On Selection of Semiparametric Spatial Regression Models

TL;DR

This paper introduces a novel variable selection method for semiparametric spatial regression models that effectively handles irregular spatial domains and identifies significant covariates with oracle properties.

Contribution

The paper develops a unified double penalization framework for variable selection in semiparametric spatial models using bivariate splines over triangulation, ensuring accurate covariate identification.

Findings

Method accurately identifies significant spatial covariates.

Simulation studies demonstrate the effectiveness of the approach.
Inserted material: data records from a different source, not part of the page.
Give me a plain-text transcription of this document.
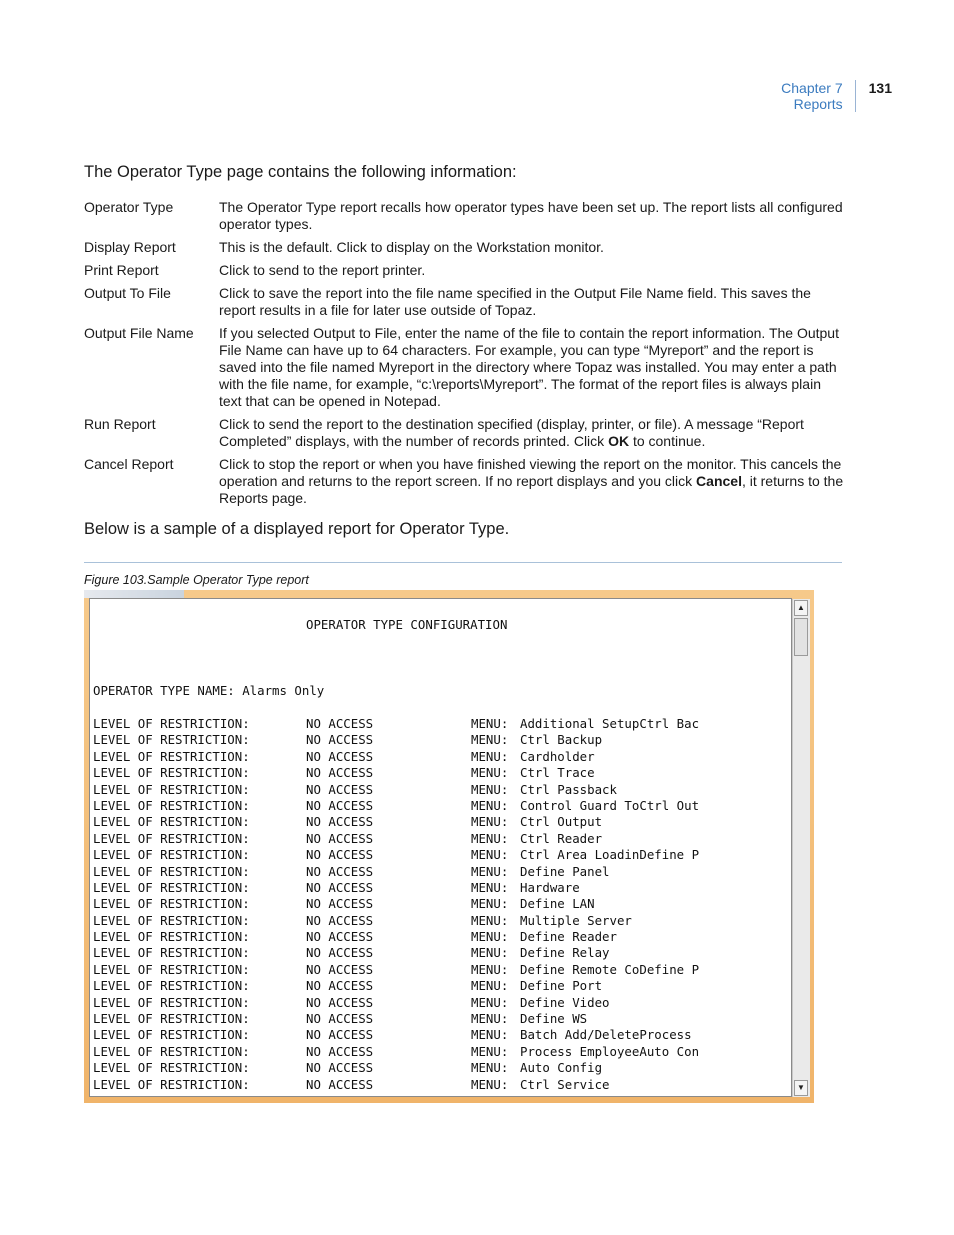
Chapter 7
Reports
131
The Operator Type page contains the following information:
Operator Type	The Operator Type report recalls how operator types have been set up. The report lists all configured operator types.
Display Report	This is the default. Click to display on the Workstation monitor.
Print Report	Click to send to the report printer.
Output To File	Click to save the report into the file name specified in the Output File Name field. This saves the report results in a file for later use outside of Topaz.
Output File Name	If you selected Output to File, enter the name of the file to contain the report information. The Output File Name can have up to 64 characters. For example, you can type “Myreport” and the report is saved into the file named Myreport in the directory where Topaz was installed. You may enter a path with the file name, for example, “c:\reports\Myreport”. The format of the report files is always plain text that can be opened in Notepad.
Run Report	Click to send the report to the destination specified (display, printer, or file). A message “Report Completed” displays, with the number of records printed. Click OK to continue.
Cancel Report	Click to stop the report or when you have finished viewing the report on the monitor. This cancels the operation and returns to the report screen. If no report displays and you click Cancel, it returns to the Reports page.
Below is a sample of a displayed report for Operator Type.
Figure 103.Sample Operator Type report
OPERATOR TYPE CONFIGURATION
OPERATOR TYPE NAME: Alarms Only
LEVEL OF RESTRICTION:	NO ACCESS	MENU: Additional SetupCtrl Bac
LEVEL OF RESTRICTION:	NO ACCESS	MENU: Ctrl Backup
LEVEL OF RESTRICTION:	NO ACCESS	MENU: Cardholder
LEVEL OF RESTRICTION:	NO ACCESS	MENU: Ctrl Trace
LEVEL OF RESTRICTION:	NO ACCESS	MENU: Ctrl Passback
LEVEL OF RESTRICTION:	NO ACCESS	MENU: Control Guard ToCtrl Out
LEVEL OF RESTRICTION:	NO ACCESS	MENU: Ctrl Output
LEVEL OF RESTRICTION:	NO ACCESS	MENU: Ctrl Reader
LEVEL OF RESTRICTION:	NO ACCESS	MENU: Ctrl Area LoadinDefine P
LEVEL OF RESTRICTION:	NO ACCESS	MENU: Define Panel
LEVEL OF RESTRICTION:	NO ACCESS	MENU: Hardware
LEVEL OF RESTRICTION:	NO ACCESS	MENU: Define LAN
LEVEL OF RESTRICTION:	NO ACCESS	MENU: Multiple Server
LEVEL OF RESTRICTION:	NO ACCESS	MENU: Define Reader
LEVEL OF RESTRICTION:	NO ACCESS	MENU: Define Relay
LEVEL OF RESTRICTION:	NO ACCESS	MENU: Define Remote CoDefine P
LEVEL OF RESTRICTION:	NO ACCESS	MENU: Define Port
LEVEL OF RESTRICTION:	NO ACCESS	MENU: Define Video
LEVEL OF RESTRICTION:	NO ACCESS	MENU: Define WS
LEVEL OF RESTRICTION:	NO ACCESS	MENU: Batch Add/DeleteProcess
LEVEL OF RESTRICTION:	NO ACCESS	MENU: Process EmployeeAuto Con
LEVEL OF RESTRICTION:	NO ACCESS	MENU: Auto Config
LEVEL OF RESTRICTION:	NO ACCESS	MENU: Ctrl Service
▲
▼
Real data application confirms practical utility.

Abstract

In this paper, we focus on the variable selection techniques for a class of semiparametric spatial regression models which allow one to study the effects of explanatory variables in the presence of the spatial information. The spatial smoothing problem in the nonparametric part is tackled by means of bivariate splines over triangulation, which is able to deal efficiently with data distributed over irregularly shaped regions. In addition, we develop a unified procedure for variable selection to identify significant covariates under a double penalization framework, and we show that the penalized estimators enjoy the "oracle" property. The proposed method can simultaneously identify non-zero spatially distributed covariates and solve the problem of "leakage" across complex domains of the functional spatial component. To estimate the standard deviations of the proposed estimators for the coefficients, a sandwich formula is developed as well. In the end, Monte Carlo simulation examples and a real data example are provided to illustrate the proposed methodology. All technical proofs are given in the supplementary materials.